Ok… just let me look it up. I shouldn’t have looked it up. There are several definitions here. Who has time for this? Just pick one definition for words people. What’s with all this confusing nonsense of some words having multiple meanings and some meanings having multiple words? First definition: to cheat someone out of something. Oh, I know another word for that: taxes. Second definition: to pass time aimlessly. I guess I’m diddling right now. Third definition: never mind, don’t look it up, you don’t want to know and neither do I.

Anyways, there was this cat with a fiddle who was a diddler. But that doesn’t make sense because a cat who fiddles is rather impressive. That would get all the hits on YouTube; even give Grumpy Cat a run for his money.

Then this cow jumped over the moon. That’s so cliché nowadays. Cows always be jumping over moons, don’t they? You want to impress me, try to kitty fiddle diddle over the kiddie muddle puddle three times fast. And then jump over the International Space Station.

Next, some little dog laughed to witness these sporting shenanigans (I guess the cow was training for the Chick-fil-A Hunger Games). Because why not have a dog giggling with hysteria in this tale about diddle, fiddling cats and Olympian high jump heifers?

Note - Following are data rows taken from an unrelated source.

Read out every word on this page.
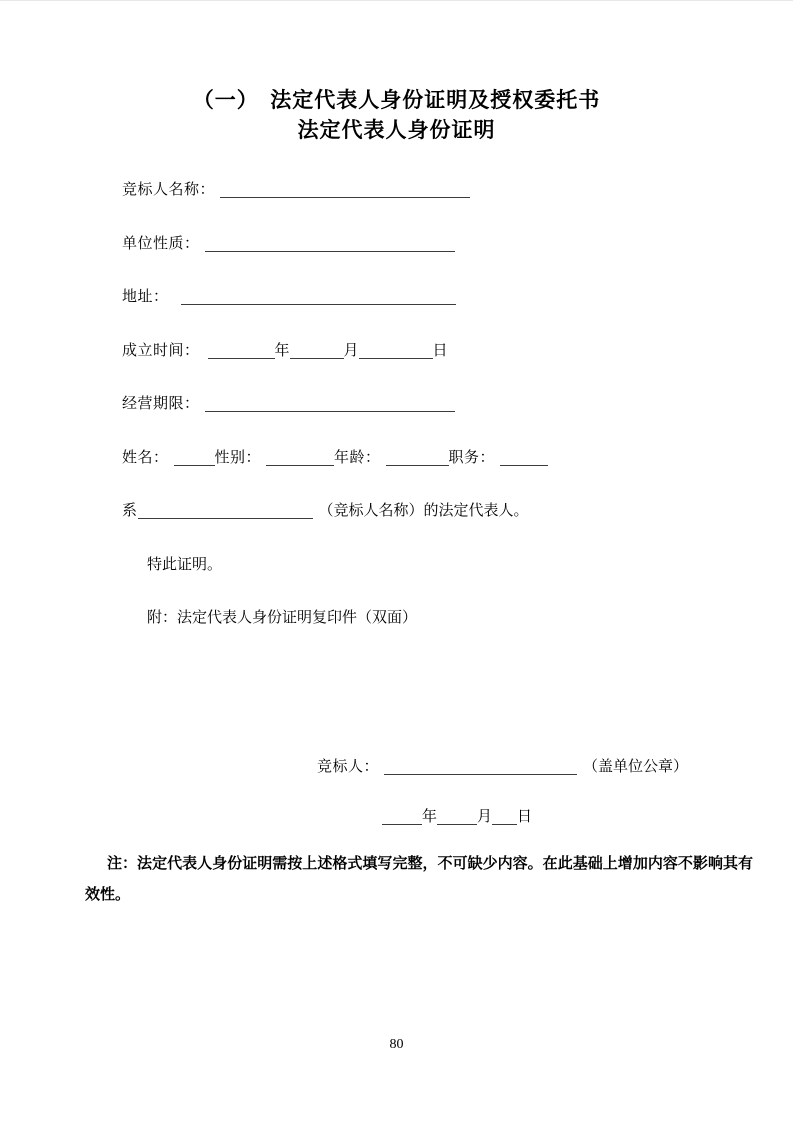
（一）　法定代表人身份证明及授权委托书
法定代表人身份证明
竞标人名称：
单位性质：
地址：
成立时间：	年	月	日
经营期限：
姓名：	性别：	年龄：	职务：
系	（竞标人名称）的法定代表人。
特此证明。
附：法定代表人身份证明复印件（双面）
竞标人：	（盖单位公章）
年	月 日

注：法定代表人身份证明需按上述格式填写完整，不可缺少内容。在此基础上增加内容不影响其有效性。

80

And the dish ran away with the spoon. A tale as old as time. Forbidden love. A classic retelling of Romeo and Juliet. What’s in a name that which we call a dish by any other name would still be a plate that we eat off of be it plastic or fine china? For never was a story of more woe than this of Cuisinart and her Sango.

The End

Morals of the story:

  1. Words are confusing because they’re mostly descriptive rather than prescriptive. How are we supposed to communicate with anyone? One says a dish and spoon could never work out. Another says that the labels of dish and spoon are just social constructions imposed upon us by the cutlery-patriarchy. So, I guess, just say what you mean and mean what you say, or something… or if you don’t have anything nice to say don’t say I told you so, or never mind, on to the next one.
  2. Don’t just diddle your life away waiting for something amazing to happen like an athletic bovine show. Do something with your life. Now. Take up fiddling or pottery. Just be careful that all of your ceramics don’t fall in love, elope, and bankrupt your business.